Jonie Tibbs, who is the alderman in Sinks' ward said that she had
personally visited his property, and could attest that his driveway
is very short and that he does not have a lot of options for parking
his trailer. She added that she had gathered that his trailer being
parked along the street had posed no problems in his neighborhood.
Bauer went on to talk about the variance option that would be open
to Sinks. She said that if the council passes the ordinance, Sinks
could apply for a variance. He would be given a sticker to place on
his trailer that told local law enforcement that he was within his
rights to park the trailer on the street. Sinks asked what would
happen if he applied for the variance and was denied. Bauer said
that from what he had told the council, it was unlikely that he
would be denied, but if so, he could go before the Zoning Board of
Appeals and get the denial overruled.
Bauer continued saying that such rules are written for those who
abuse the law. They give the city a better opportunity to manage a
situation. However, not every citizen in Lincoln is going to abuse
the law, and Sinks may very well be one who has a real need and,
therefore, it is not an issue for the city.
[to top of second column]
Tracy Welch asked Building and Safety Officer John Lebegue if he felt the city
has done all they can do for Sinks’ situation in drawing up these new changes.
Lebegue said that no ordinance is ever going to be “one size fits all.” That is
why there is a variance process. Lebegue said that Sinks would need to show that
abiding by the ordinance would cause hardship, and it appeared Sinks should be
able to do that.
Lebegue went on to say that generally speaking, trailers and other large objects
parked at curbs do pose a danger, especially during night time driving. He said
he personally has had some close calls. Welch commented that he too has
experienced this, and understands the safety concern.
Speaking about the inclusion of camper trailers and RV’s in the rule, Todd
Mourning said in his neighborhood, he didn’t see those items as being the issue.
He said it was the flatbed trailers, often dark-colored and with a limited
number of reflectors that cause the problems. Rick Hoefle agreed.
Jeff Hoinacki said in his opinion, the larger RV’s did pose problems. He said
one big issue is they end up being parked close enough to neighboring driveways
that motorists cannot see to safely back out of their driveways. He added that
would still be an issue even if owners were permitted to park the RV's in
driveways. Tibbs agreed and recounted another resident in her ward who had told
her she has a lot of trouble backing out of her mother’s driveway because of a
box trailer parked on the street that she cannot see around.
With discussion coming to an end, Mayor Marty Neitzel closed the public hearing
portion of the night’s schedule. Later in the evening, the item came up on the
Tracy Welch made the motion to approve with Todd Mourning offering the second.
During the discussion time, Hoefle said that he thought there was an issue, but
he wasn’t sure that what was before the aldermen would fully answer it.

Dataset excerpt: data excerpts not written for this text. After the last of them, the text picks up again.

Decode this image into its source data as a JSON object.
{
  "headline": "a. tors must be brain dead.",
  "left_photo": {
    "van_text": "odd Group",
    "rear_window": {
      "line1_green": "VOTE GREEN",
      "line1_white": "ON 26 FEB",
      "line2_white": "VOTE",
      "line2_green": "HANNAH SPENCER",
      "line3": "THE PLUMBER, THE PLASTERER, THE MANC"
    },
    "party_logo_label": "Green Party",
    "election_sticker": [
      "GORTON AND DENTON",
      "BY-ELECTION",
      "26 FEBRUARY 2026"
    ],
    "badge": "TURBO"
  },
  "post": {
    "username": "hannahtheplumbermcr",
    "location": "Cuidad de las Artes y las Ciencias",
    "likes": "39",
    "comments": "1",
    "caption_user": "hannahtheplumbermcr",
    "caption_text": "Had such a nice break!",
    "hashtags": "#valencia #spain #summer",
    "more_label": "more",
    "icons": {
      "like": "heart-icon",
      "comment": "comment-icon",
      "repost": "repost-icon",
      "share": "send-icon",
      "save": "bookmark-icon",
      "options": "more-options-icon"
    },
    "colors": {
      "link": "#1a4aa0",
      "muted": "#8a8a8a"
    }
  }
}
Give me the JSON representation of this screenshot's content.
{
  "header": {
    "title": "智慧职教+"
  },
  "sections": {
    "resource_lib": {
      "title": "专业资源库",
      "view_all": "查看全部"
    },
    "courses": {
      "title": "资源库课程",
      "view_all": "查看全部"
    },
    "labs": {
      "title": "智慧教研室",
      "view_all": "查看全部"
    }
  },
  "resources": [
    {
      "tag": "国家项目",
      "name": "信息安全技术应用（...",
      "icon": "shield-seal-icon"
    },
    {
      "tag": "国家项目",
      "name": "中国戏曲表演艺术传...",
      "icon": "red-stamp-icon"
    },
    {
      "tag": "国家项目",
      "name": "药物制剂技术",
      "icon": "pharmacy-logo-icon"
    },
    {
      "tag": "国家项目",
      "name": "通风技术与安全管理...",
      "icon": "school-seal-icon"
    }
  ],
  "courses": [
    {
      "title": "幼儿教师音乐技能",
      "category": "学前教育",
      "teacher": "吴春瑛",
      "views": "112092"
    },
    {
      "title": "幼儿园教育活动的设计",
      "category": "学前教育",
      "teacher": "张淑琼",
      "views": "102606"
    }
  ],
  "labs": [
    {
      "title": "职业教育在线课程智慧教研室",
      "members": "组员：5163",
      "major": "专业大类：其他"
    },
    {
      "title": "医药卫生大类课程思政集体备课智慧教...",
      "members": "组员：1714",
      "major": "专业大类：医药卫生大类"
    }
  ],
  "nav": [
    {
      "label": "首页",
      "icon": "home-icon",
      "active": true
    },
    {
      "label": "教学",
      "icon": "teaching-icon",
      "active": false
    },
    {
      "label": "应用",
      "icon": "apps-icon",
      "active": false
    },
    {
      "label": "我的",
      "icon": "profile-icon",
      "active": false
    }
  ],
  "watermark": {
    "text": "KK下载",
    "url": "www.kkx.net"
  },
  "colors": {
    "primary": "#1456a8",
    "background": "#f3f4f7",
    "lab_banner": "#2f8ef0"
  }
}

He
referred to the amendment as putting a “band-aid on the problem.”
Bauer said she had juggled with her decision, because she didn’t feel the city
had a right to tell its citizens what it could and could not do when it affected
their ability to earn a living or enjoy their time off. It was suggested that
perhaps the topic needed further discussion. Bauer said she didn’t think there
was anything left to discuss.
The motion was to adopt the changes that would make it illegal to park any
trailer, boat, camper or RV street side but would allow for the parking of such
items in driveways and backyards. When the vote was taken, the motion failed
with 3 ‘yes’ and 4 ‘no’ votes. Those voting yes were Bauer, Mourning, and Welch.
The no votes were placed by Hoefle, Kathy Horn, Hoinacki, and Tibbs.